そう思い、振り上げた拳をーーーーーーーーーーー極められた。
「痛い、痛いィィ」
痛みに頭が真っ白だ。
「代表、それ以上いけない」
秀吉が間に入ってとめてくれた。
全く、やむを得ずFクラスになった姫路さんを除いたら数少ない常識人の秀吉がいて良かった。
「ん、なんだ明久か。 Fクラスにもはいれなかったバカが何のようだ」
「ひでぇ、友達になんて言い様だ! って言うか今まで認識されて無かったのか!」
「代表、生憎と明久はAクラスじゃ」
「あれ、秀吉、何で知ってるの?」
「姉上がAクラスにおるからの、諸用があってAクラスの近くに行ったのじゃ。ヌシの噂は嫌でもきこえたのじゃ」
ああ、そういえば 姫路さんと答案をすり替えたとか、姫路さんの答案をカンニングしたとか悪い噂は結構ながれてたっけ。

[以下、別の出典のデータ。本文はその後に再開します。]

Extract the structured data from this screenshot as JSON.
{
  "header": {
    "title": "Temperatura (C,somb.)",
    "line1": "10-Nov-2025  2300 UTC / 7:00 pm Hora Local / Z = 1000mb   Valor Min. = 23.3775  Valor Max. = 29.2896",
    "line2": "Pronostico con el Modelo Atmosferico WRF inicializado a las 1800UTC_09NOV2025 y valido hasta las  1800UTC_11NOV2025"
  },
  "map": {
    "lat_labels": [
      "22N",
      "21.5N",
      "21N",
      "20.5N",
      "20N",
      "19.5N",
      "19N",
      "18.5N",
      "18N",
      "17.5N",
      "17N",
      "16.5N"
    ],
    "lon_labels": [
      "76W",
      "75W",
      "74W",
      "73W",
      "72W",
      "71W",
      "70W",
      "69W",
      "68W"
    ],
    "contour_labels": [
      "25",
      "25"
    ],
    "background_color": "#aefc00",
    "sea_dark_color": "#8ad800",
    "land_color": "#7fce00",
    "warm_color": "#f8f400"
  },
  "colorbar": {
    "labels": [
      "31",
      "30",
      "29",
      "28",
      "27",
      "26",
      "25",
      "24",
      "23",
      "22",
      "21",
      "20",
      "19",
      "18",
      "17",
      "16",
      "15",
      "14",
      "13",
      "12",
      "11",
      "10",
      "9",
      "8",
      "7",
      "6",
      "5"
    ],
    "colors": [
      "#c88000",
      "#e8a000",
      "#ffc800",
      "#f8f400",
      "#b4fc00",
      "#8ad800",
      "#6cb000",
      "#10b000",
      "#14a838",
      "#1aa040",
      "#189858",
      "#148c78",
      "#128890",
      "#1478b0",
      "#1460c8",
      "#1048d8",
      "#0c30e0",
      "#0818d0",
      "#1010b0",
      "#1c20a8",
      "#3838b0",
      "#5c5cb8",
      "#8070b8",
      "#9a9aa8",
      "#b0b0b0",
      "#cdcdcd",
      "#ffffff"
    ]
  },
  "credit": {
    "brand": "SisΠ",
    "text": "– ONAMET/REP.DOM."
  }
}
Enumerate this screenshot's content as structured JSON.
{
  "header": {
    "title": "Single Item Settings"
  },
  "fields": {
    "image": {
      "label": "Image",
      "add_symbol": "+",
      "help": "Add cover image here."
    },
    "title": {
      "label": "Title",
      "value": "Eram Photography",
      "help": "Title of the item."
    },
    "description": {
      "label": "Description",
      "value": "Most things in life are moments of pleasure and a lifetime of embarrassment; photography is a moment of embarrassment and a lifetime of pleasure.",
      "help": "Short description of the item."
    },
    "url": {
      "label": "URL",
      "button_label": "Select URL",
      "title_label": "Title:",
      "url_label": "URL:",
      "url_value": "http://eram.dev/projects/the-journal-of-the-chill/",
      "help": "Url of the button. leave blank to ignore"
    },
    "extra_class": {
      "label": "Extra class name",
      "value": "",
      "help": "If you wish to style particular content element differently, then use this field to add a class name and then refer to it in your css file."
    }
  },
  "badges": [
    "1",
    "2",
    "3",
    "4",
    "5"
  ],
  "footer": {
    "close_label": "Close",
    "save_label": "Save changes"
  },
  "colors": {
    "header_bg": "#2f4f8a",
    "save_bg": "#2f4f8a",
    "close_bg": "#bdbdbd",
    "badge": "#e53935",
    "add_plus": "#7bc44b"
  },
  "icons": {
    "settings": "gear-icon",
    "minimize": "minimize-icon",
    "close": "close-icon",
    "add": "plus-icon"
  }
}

「前者はあり得ねえだろ、いくらすり替えるスキが有ったとしてもこいつの“ ミミズが腸捻転で断末魔が 入ったような下手くそな字 ”を教師が見間違えるはず無いだろ。
「うんうん、僕がそんな事する訳何気に酷いこと言われてる!?」
思わず秀吉に視線で救いの手を求めるが…………
「すまぬ、否定はできぬ」
「全くだ」
やめて、僕のLPはもうゼロよ!
あと一回気絶したら死んじゃうから!
あ、須川君。どさまぎに逃げよう何て思っても無駄だよ?
☆ ☆ ☆
とりあえず体育館裏には須川君をノシ ではなく熨斗つけて置いといたから問題ない。